Artículo 128. Terminación del procedimiento de rectificación de autoliquidaciones.
1. El procedimiento finalizará mediante resolución en la que se acordará o no la rectificación de la autoliquidación. El acuerdo será motivado cuando sea denegatorio o cuando la rectificación acordada no coincida con la solicitada por el interesado.

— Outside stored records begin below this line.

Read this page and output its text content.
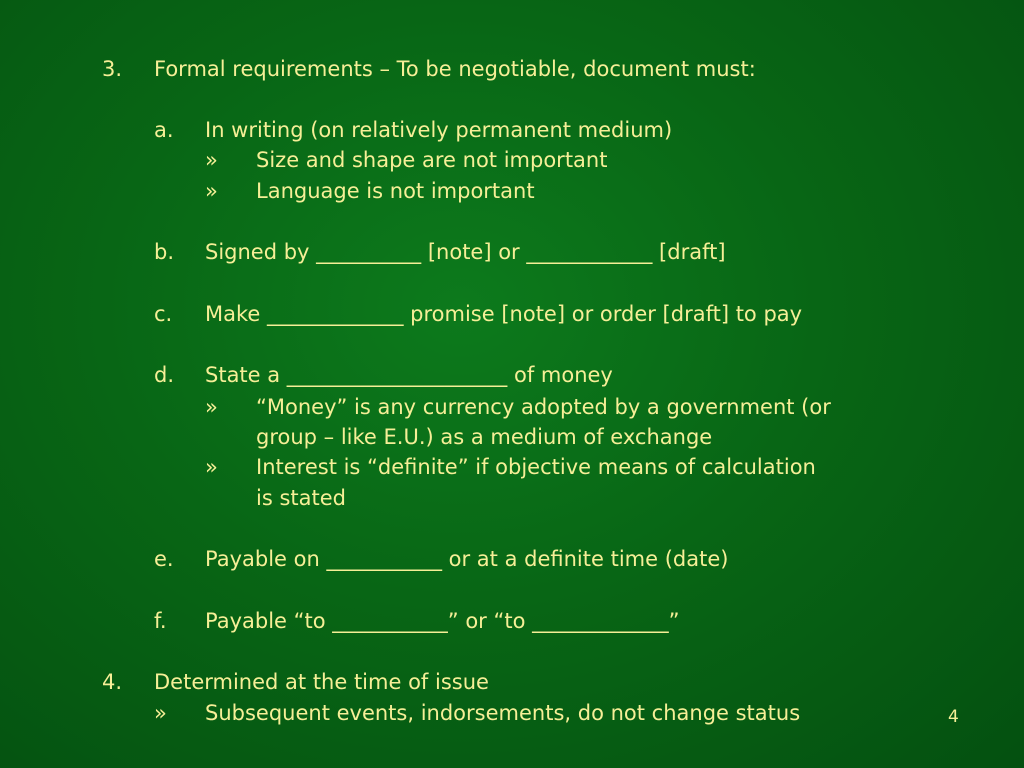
3. Formal requirements – To be negotiable, document must:
a. In writing (on relatively permanent medium)
» Size and shape are not important
» Language is not important
b. Signed by __________ [note] or ____________ [draft]
c. Make _____________ promise [note] or order [draft] to pay
d. State a _____________________ of money
» “Money” is any currency adopted by a government (or
group – like E.U.) as a medium of exchange
» Interest is “definite” if objective means of calculation
is stated
e. Payable on ___________ or at a definite time (date)
f. Payable “to ___________” or “to _____________”
4. Determined at the time of issue
» Subsequent events, indorsements, do not change status	4
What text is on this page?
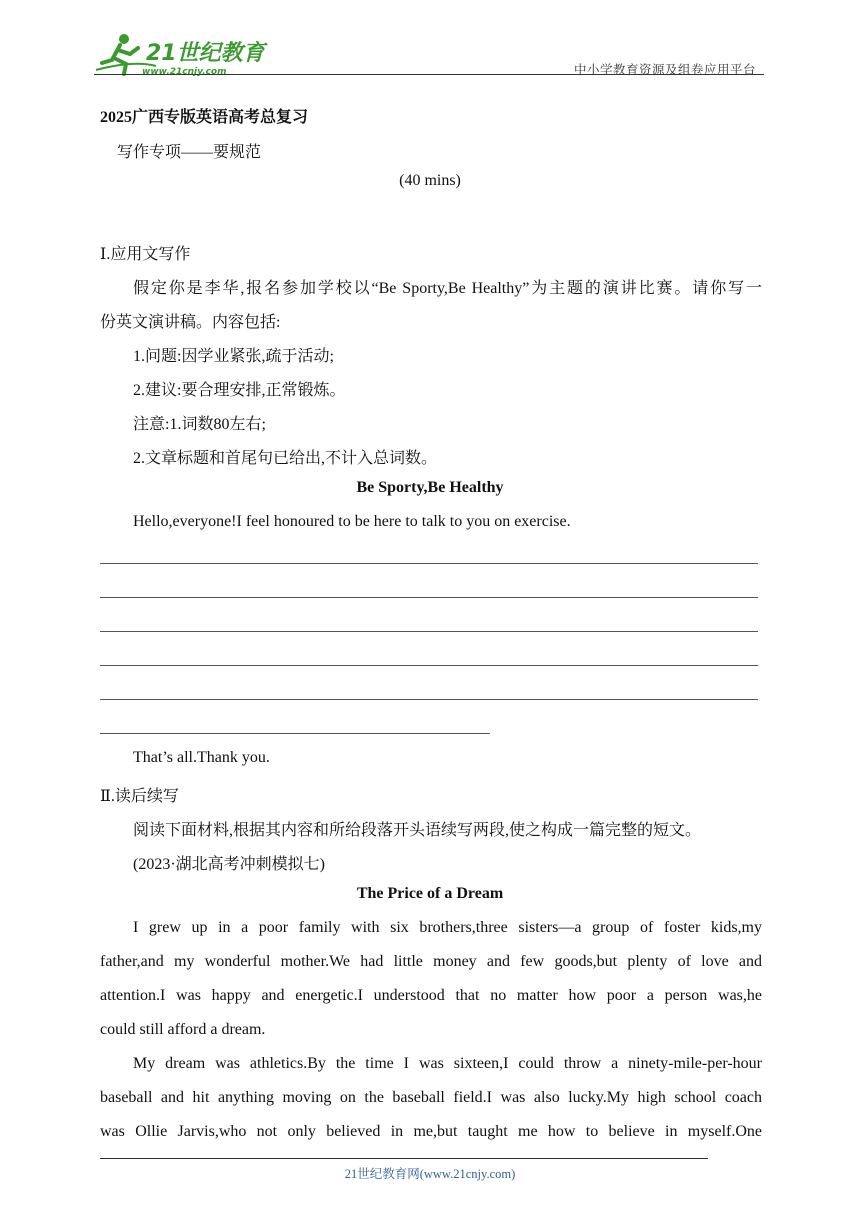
21世纪教育
www.21cnjy.com	中小学教育资源及组卷应用平台
2025广西专版英语高考总复习
写作专项——要规范
(40 mins)
Ⅰ.应用文写作
假定你是李华,报名参加学校以“Be Sporty,Be Healthy”为主题的演讲比赛。请你写一
份英文演讲稿。内容包括:
1.问题:因学业紧张,疏于活动;
2.建议:要合理安排,正常锻炼。
注意:1.词数80左右;
2.文章标题和首尾句已给出,不计入总词数。
Be Sporty,Be Healthy
Hello,everyone!I feel honoured to be here to talk to you on exercise.
That’s all.Thank you.
Ⅱ.读后续写
阅读下面材料,根据其内容和所给段落开头语续写两段,使之构成一篇完整的短文。
(2023·湖北高考冲刺模拟七)
The Price of a Dream
I grew up in a poor family with six brothers,three sisters—a group of foster kids,my
father,and my wonderful mother.We had little money and few goods,but plenty of love and
attention.I was happy and energetic.I understood that no matter how poor a person was,he
could still afford a dream.
My dream was athletics.By the time I was sixteen,I could throw a ninety-mile-per-hour
baseball and hit anything moving on the baseball field.I was also lucky.My high school coach
was Ollie Jarvis,who not only believed in me,but taught me how to believe in myself.One
21世纪教育网(www.21cnjy.com)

En el supuesto de que se acuerde rectificar la autoliquidación, la resolución acordada por la Administración tributaria incluirá una liquidación provisional cuando afecte a algún elemento determinante de la cuantificación de la deuda tributaria efectuada por el obligado tributario. La Administración tributaria no podrá efectuar una nueva liquidación en relación con el objeto de la rectificación de la autoliquidación, salvo que en un procedimiento de comprobación o investigación posterior se descubran nuevos hechos o circunstancias que resulten de actuaciones distintas de las realizadas y especificadas en la resolución del procedimiento de rectificación.
(…).”.
En consecuencia, la consultante deberá, en aras de la subsanación del error cometido, solicitar la rectificación de la autoliquidación de IRPF relativa al periodo impositivo 2023 (modelo 100), indicando el error cometido y la procedencia en la aplicación del régimen especial señalado, al mismo tiempo que presenta el modelo 151, asociado al régimen especial aplicable a los trabajadores, profesionales, emprendedores e inversores desplazados a territorio español, en el que deberá hacer constar los datos conducentes a la liquidación del IRPF para el periodo impositivo 2023.
Lo que comunico a Vd. con efectos vinculantes, conforme a lo dispuesto en el apartado 1 del artículo 89 de la Ley 58/2003, de 17 de diciembre, General Tributaria.